Убедившись, что дядя ничего толком не знает о племяннике, в дела его не посвящён, жизнью не интересуется и даже представления о характере Феничи имеет самые поверхностные, Дагне перевёл разговор на другое. Расспрашивал Брингари о его семье, узнал, что кроме божественного Сципию, стрелка по куропаткам, имеются ещё два сына, но они младшие и потому не в счёт (опять эти младшие братья!), ибо маркиз не намерен делить майоратные владения — таков освящённый веками обычай. На вопрос как же он видит будущее этих своих сыновей, Брингари ответил:

— Устроются как-нибудь. Армия, церковь… Тем и силён Салангай — младшими сыновьями, хехе! Они всюду!

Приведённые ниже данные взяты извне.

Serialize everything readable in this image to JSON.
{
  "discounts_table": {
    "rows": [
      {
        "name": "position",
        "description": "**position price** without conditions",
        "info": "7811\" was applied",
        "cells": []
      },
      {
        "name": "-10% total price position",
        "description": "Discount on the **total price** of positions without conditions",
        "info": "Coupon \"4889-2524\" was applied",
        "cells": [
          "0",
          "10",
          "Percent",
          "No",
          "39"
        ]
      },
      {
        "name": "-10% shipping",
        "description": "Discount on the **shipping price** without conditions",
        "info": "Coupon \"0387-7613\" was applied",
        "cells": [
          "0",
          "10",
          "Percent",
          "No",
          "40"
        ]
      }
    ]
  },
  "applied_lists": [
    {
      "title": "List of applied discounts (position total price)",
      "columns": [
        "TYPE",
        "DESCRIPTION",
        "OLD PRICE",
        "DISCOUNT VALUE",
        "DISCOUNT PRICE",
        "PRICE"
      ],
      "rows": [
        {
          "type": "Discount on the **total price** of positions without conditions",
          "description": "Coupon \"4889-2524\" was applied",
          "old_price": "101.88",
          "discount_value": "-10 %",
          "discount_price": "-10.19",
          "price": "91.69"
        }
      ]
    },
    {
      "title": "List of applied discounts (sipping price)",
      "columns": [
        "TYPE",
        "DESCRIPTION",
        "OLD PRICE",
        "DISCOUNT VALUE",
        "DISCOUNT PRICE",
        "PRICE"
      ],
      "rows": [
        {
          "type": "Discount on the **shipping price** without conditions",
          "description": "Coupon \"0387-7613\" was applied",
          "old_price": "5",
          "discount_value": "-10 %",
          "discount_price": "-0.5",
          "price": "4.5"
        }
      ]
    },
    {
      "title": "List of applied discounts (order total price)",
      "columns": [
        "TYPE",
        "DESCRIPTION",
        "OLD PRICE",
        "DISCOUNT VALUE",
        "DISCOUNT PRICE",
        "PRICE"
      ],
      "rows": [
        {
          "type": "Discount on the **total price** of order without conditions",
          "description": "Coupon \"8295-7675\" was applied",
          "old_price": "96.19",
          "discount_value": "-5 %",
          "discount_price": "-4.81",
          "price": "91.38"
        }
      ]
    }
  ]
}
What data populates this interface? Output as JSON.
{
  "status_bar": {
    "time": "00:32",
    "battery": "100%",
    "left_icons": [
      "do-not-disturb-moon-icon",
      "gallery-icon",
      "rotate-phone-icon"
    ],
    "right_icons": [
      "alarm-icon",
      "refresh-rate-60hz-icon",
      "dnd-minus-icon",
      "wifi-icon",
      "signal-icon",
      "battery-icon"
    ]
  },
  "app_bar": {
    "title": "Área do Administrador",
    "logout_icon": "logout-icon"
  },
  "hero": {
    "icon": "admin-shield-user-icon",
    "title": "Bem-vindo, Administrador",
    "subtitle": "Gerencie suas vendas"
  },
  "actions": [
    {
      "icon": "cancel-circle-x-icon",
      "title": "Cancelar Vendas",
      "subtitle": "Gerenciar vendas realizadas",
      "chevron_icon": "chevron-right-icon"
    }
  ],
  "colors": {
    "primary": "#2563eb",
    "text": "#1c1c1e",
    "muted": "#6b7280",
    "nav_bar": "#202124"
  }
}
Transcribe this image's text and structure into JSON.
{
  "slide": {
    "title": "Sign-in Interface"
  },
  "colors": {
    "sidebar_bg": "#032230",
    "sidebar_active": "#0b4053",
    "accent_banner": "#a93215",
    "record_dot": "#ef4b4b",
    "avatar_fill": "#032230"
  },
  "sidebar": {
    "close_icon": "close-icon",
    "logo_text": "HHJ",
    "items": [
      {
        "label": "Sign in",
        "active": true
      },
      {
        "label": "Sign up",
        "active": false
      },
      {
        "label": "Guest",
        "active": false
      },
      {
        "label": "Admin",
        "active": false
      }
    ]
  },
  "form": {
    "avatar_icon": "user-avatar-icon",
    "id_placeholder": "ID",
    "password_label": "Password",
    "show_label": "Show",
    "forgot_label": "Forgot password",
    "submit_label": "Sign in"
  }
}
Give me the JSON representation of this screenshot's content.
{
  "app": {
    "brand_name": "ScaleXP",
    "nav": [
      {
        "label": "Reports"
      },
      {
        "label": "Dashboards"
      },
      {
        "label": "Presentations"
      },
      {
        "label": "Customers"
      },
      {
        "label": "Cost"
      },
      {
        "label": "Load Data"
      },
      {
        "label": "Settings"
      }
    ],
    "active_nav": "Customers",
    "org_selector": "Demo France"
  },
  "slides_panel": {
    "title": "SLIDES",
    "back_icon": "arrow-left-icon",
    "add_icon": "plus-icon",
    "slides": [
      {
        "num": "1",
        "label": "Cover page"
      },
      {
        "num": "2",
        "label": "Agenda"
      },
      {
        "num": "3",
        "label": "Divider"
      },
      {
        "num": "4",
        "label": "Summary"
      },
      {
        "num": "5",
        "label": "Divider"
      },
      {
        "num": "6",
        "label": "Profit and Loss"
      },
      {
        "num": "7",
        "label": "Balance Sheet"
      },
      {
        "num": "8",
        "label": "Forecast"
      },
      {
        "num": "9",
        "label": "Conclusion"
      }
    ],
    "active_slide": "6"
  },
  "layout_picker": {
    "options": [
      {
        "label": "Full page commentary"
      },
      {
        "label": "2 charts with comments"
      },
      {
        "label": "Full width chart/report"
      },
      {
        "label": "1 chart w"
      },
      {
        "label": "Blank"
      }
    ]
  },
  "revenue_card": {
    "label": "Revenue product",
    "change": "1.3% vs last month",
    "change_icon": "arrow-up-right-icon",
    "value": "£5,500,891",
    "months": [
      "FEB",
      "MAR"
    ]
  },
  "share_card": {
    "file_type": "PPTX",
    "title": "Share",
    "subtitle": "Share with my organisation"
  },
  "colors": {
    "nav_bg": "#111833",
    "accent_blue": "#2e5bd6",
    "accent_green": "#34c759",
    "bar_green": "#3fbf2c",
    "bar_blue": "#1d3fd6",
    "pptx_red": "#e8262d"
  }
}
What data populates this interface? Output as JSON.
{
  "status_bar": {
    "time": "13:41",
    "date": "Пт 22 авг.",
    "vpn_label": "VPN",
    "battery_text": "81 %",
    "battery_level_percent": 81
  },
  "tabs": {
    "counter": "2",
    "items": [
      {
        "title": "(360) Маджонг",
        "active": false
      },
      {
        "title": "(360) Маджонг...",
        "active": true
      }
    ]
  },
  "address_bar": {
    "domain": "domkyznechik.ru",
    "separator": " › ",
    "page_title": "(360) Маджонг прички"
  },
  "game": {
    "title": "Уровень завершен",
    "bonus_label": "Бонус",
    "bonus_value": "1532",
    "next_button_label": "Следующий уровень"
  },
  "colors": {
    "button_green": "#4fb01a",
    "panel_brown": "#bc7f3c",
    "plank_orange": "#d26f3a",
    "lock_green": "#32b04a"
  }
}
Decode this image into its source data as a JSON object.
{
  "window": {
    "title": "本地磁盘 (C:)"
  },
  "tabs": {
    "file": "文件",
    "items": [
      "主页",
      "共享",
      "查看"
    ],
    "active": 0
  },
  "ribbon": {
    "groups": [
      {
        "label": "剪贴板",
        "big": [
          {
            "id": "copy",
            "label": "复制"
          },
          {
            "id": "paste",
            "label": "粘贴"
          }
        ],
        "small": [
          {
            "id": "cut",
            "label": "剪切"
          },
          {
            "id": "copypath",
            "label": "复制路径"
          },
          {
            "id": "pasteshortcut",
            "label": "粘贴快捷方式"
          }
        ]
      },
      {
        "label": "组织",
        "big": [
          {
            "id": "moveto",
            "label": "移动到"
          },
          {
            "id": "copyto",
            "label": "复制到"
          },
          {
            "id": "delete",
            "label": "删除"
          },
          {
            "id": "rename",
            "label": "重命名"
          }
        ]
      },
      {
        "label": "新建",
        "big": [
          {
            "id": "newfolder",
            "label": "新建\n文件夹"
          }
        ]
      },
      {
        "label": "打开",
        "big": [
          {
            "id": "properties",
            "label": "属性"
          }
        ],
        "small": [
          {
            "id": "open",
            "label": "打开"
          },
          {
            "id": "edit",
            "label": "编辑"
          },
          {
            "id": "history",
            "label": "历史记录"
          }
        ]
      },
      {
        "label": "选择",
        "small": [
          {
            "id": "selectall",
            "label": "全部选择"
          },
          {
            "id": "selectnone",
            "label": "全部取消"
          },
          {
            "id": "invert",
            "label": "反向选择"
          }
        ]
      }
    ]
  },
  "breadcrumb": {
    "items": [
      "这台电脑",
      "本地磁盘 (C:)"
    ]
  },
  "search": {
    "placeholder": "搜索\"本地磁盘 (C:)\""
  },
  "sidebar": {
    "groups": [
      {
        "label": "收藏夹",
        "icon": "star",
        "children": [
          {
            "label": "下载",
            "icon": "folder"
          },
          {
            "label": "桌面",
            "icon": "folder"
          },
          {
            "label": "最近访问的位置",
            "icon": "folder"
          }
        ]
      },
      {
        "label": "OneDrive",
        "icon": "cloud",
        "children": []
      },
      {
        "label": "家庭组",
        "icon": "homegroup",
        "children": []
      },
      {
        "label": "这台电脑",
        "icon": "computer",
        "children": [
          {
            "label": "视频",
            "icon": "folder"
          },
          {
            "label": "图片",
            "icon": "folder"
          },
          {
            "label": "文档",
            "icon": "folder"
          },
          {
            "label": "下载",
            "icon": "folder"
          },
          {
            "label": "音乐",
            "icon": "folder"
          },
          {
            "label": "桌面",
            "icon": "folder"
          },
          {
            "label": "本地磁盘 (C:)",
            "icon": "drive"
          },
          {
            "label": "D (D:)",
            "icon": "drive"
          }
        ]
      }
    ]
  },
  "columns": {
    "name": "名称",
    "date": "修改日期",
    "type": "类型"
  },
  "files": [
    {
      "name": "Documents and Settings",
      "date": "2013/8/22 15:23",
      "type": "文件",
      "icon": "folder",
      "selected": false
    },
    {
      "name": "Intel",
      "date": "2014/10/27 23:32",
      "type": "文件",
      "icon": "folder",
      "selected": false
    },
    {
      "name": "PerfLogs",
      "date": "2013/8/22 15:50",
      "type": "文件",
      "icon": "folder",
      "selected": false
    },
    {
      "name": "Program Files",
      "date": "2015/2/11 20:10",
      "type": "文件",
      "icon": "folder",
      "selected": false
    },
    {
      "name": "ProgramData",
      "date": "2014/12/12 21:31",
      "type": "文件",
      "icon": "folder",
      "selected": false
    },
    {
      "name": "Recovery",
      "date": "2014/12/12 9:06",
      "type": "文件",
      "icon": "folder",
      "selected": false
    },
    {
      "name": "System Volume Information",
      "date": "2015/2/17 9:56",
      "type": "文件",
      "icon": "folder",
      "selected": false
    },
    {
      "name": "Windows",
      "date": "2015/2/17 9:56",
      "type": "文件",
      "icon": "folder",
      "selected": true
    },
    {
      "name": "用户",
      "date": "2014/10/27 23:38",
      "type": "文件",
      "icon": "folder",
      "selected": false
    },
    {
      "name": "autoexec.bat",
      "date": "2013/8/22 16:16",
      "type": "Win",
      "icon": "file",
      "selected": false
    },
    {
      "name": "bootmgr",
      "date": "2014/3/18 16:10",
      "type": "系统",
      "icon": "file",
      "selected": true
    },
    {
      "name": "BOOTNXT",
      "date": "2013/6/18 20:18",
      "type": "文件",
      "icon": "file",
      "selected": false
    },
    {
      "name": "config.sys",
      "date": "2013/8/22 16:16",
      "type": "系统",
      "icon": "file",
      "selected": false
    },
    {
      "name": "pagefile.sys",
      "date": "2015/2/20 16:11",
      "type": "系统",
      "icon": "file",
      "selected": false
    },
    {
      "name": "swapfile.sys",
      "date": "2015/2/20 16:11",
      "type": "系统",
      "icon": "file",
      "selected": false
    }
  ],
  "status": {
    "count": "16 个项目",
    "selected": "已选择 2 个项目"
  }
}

— Кстати, о церкви, — оживился Дагне и пошёл сыпать вопросами о каких-то епископах салангайских, коих знал наперечёт, о приходах, соборах с необыкновенными архитектурными достоинствами, монастырях — какой славней, да старше, какие святыни святее и сколь много к ним паломников, чем так допёк хозяина, что тот, не снеся усиленной умственной деятельности, воскликнул в сердцах:

— Да что вы ко мне-то? Я не молельщик какой-то! Это вам у Франкескелло надо спрашивать — вот уж кто повернут на всякой благолепности.

— Кто это — Франкескелло?

— Мой троюродный… э-э-э, нет, бабушка была замужем… нет, это его сестра была замужем за бабушкиным кузеном, а бабушка была мне двоюродная… значит он мне получается… он мне получается — четвероюродный! Вот так не посчитаешься родством и спутаешь четвероюродного с троюродным. А ведь это совсем разные вещи! Мой троюродный брат граф Ингольца, вы должны знать, вот он… Что? Про Франкескелло? Да зачем он вам? Ах да, монастыри… В этом он дока. Больше-то ничего не знает, а архитектуры эти, соборы — всё облазил, даже рисуночки делал, карты собирал, планы всякие — книжку хотел писать. Мне привозил, показывал. Видно, денег хотел. Книжечку-то, да ещё и никому не нужную, напечатать — денег стоит. А он нищий, как эта самая церковная мышь. Вот мой троюродный — тот, что Ингольца, вы помните, вот он… Книжечку? Нет, не напечатал, а то бы привёз — похвастать. Он такой, хлебом не корми, дай про возвышенное порассуждать, да свою учёность показать. Привёз бы, да ещё с дарственной надписью, точно. Уж я его знаю. Да только мне его книжечки неинтересны, стены и стены. А какого они века, мне всё равно. Между нами: я вас, безбожников, понимаю! Вот мне где все эти оккультисты, — маркиз режет горло ножами пальцев, — но это только между нами. Так-то я в церковь захаживаю. Прихожаночки бывают там такие — ой-ой! Франкескелло? Да крючок он. Дотошный, правда. Лучше бы он хозяйством занимался. А он даже в Ферегонду ездил соборы эти смотреть, вот уж где этого старья навалом. Да, он тут всё облазил. Но это не от хорошей жизни — он сына разыскивал. Сын у него пропал. В прошлом или позапрошлом году. И не старший и не младший, а вовсе единственный. Шалопай. Вот Франкескелло все монастыри и обшаривал, думал, что мальчишка в монахи подался, плоть умерщвляет. А плоти-то пятнадцать лет, разве ж её умерщвишь? Ты б в столице поискал, по бордельчикам, да по сдобным вдовушкам. Так нет! «Сыночек у меня нравственный, умственный, бесплотное любит, возвышенное!» Людишек нанимал на розыски, как будто ему денег девать некуда. Нищий — а туда же, нанимать… Так что он про монастыри всё знает. А я не интересуюсь монахами. Монашками — ещё куда ни шло, да, ежели они молоденькие, а этими, колокольнями да апсидами… Здоровому они ни к чему.

                ***

Ещё не разомкнув век, я почувствовал, что не дома. Даже свет утреннего солнца, проникающий меж ресниц, казался другим, не таким как в Ниме — там всегда чуть сероватый, здесь — белый, кипенный. Белая кипень фарфоровой башни. Искусники.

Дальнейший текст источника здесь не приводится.